We don't have enough of a track record on Jerry Dipoto as a general manager to know how he likes to negotiate. Nobody does. He's been doing this job for barely a month now.
But it's clear he views his public comments as a way of swaying the market, rather than as a reliable guide for Angels fans to track his off-season progress.
On Wednesday, Dipoto essentially characterized the Angels' interest in Chicago Cubs third baseman Aramis Ramirez as "kicking the tires." On Thursday, two reports surfaced that the Angels have not only met with Ramirez and his agent, but are likely readying an offer.
If these reports are true, is it a good idea or a bad idea? Here are some of Ramirez's pluses, followed by a corresponding minus:
Plus: Power: Angels third basemen -- Alberto Callaspo and Maicer Izturis, mostly -- combined to hit seven home runs last year. Only two teams in the majors got less power from the left corner of the infield: the Florida Marlins and Seattle Mariners.
Ramirez, 33, mashed 26 home runs last year and, just five years ago, hit 38. He slugged .510 in 2011. Angels third basemen slugged .379.
Minus: Wrigley Field: Fourteen of Ramirez's home runs came at Wrigley Field and it's a fair guess that a number of those balls would have been easy fly ball outs at Angel Stadium, where walls are deeper and games are typically played at night.
Still, these are not alarming home-road splits. If the Angels sign Ramirez and he has a typical season, he's probably due for 16 to 23 home runs. That's more than double what they got from the not-so-hot corner last season.
Plus: On-base percentage: Dipoto clearly is on a mission to inject walks into an Angels lineup that has been among the most free-swinging in the AL for 10 years. Ramirez is good at this, not great. He has a career on-base percentage of .342, which compares favorably to the league average most years of around .326.
Minus: 2010: Where was that patience two seasons ago? Ramirez had a dismal season, by any measure, but it was particularly brutal in the on-base department. He got on at a .294 clip. That's barely better than what Vernon Wells did last year and Wells was the worst in the majors at getting on base.
Plus: Veteran savvy: Ramirez has been in the major leagues since 1998, when he was 20 years old. That means he has a lot of experience to draw on. Plus, his hitting approach could benefit some of the Angels' younger players, as it did when they first got to watch Bobby Abreu in action a few years ago.

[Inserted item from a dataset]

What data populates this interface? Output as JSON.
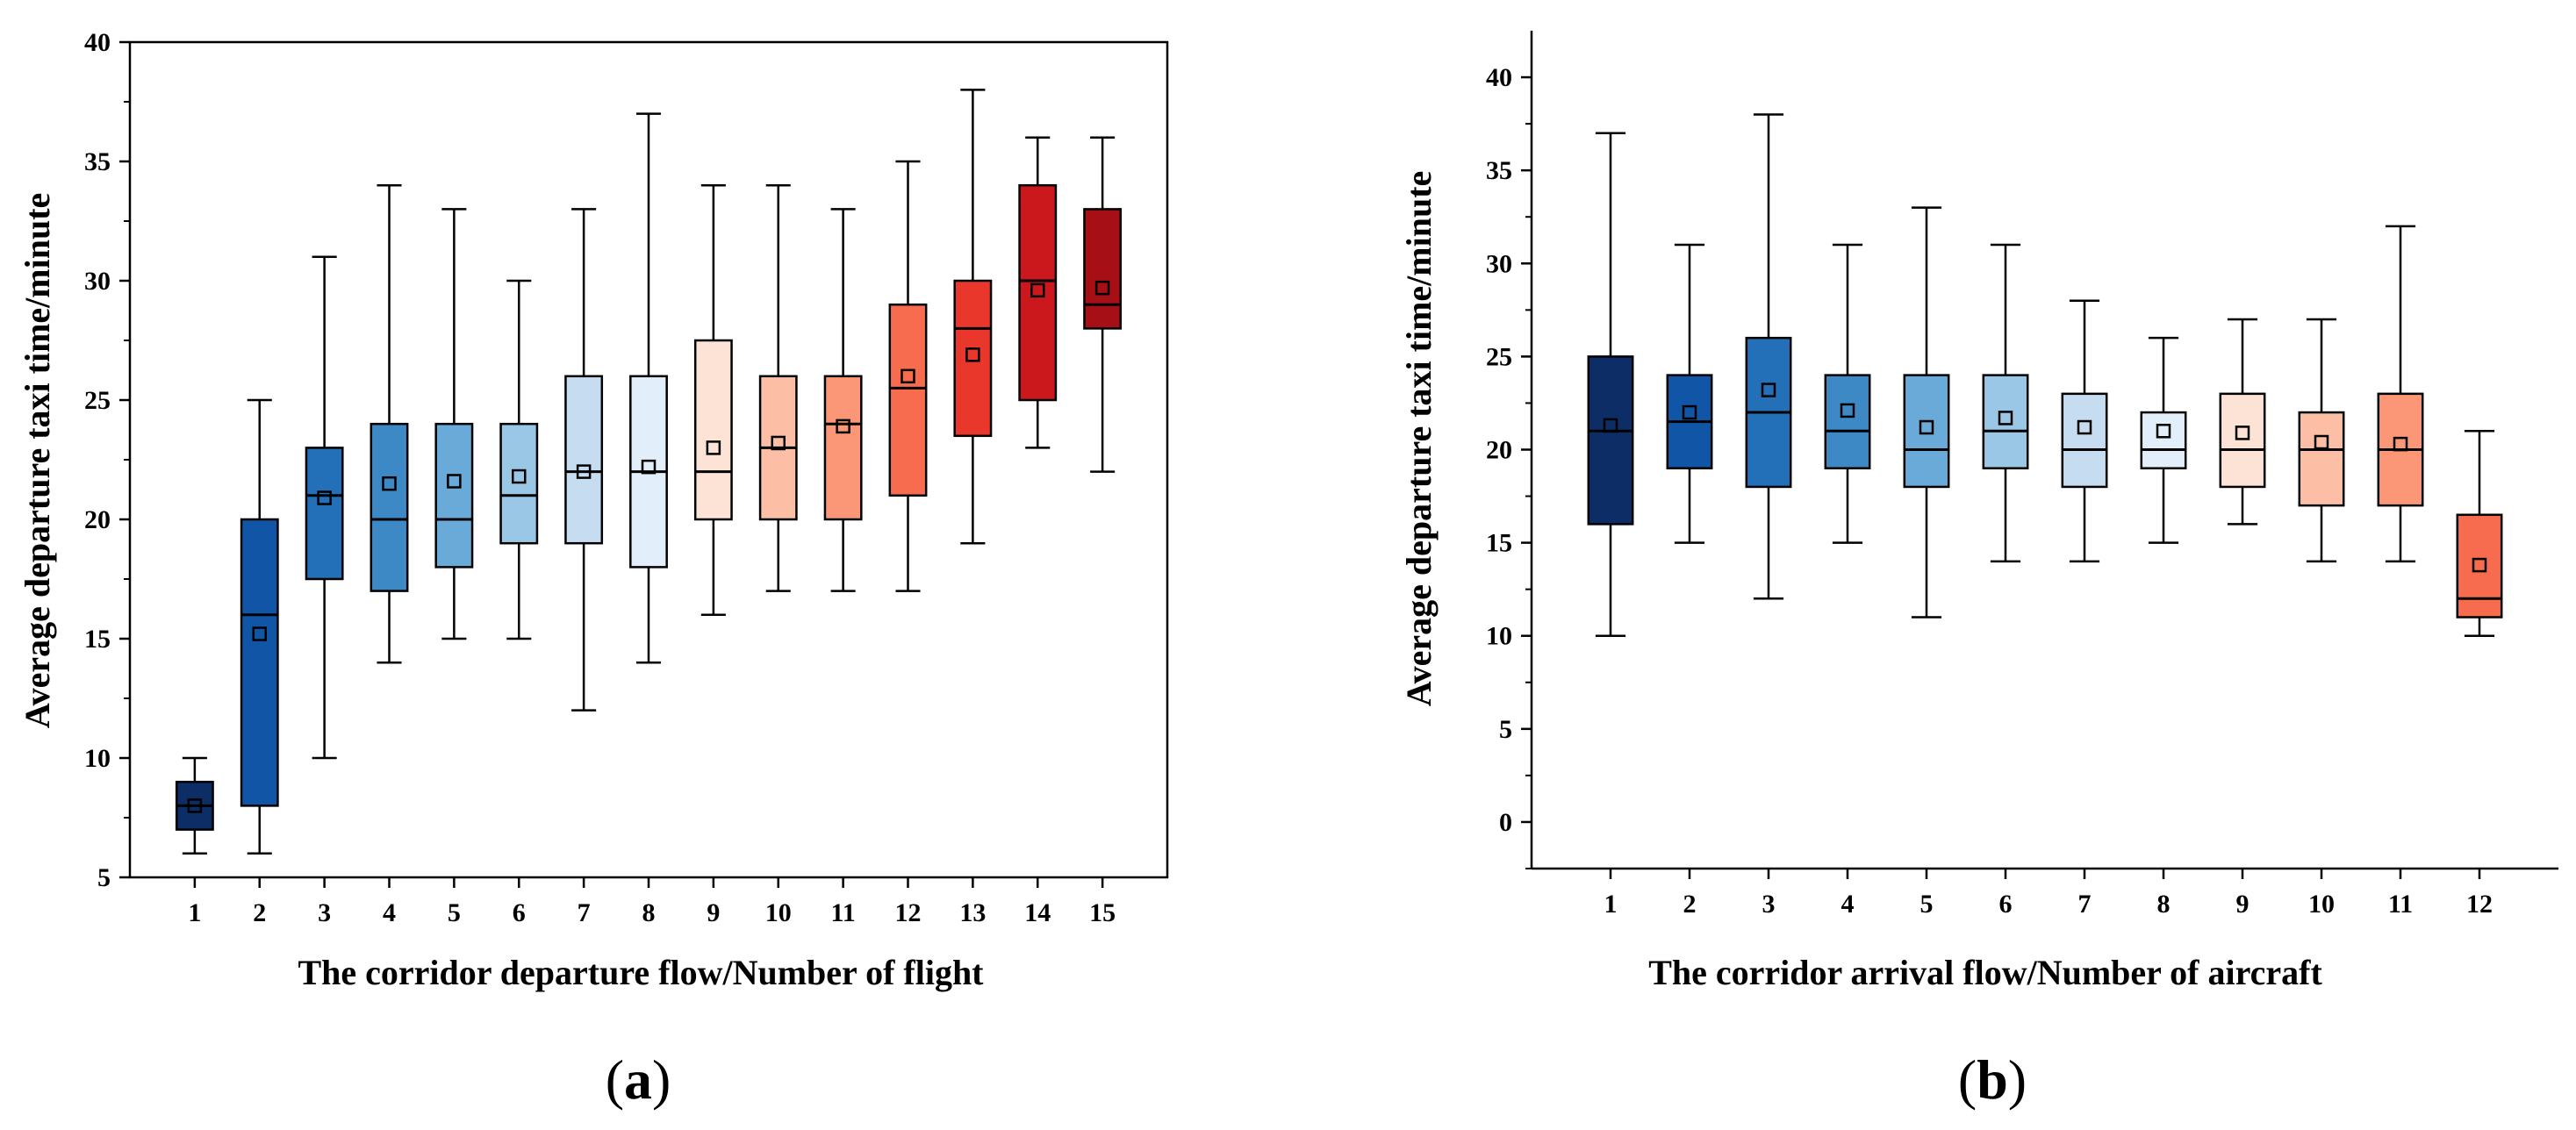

Minus: Reputation: I once had a conversation with a coach (who is now a manager) who worked with Ramirez in the Dominican winter league and said Ramirez had the worst attitude of any player he had ever worked with. He has a reputation for being a numbers guy, most recently according to Cubs TV analyst Bob Brenly. There was a report that he prematurely booked a flight home before Game 7 of the 2003 NLCS. Another linked him to a cockfighting ring.
Even if you ignore that baggage, Ramirez has spent his entire career in Pittsburgh and the north side of Chicago, not exactly the proving grounds for championship-caliber talent. He has 67 post-season at-bats and he's hitting .194 in those situations. The last time the Angels signed an ex-Pirates phenom with a dubious reputation (Jose Guillen), it didn't work out so well. Guillen got in an altercation with manager Mike Scioscia and was suspended a week before the playoffs started.
Conclusion: If the market falls apart and the Angels can get Ramirez for a reasonable deal (say $25 million for two years), it might be worth the risks. Otherwise, it might be a good time for Dipoto to show he means what he says.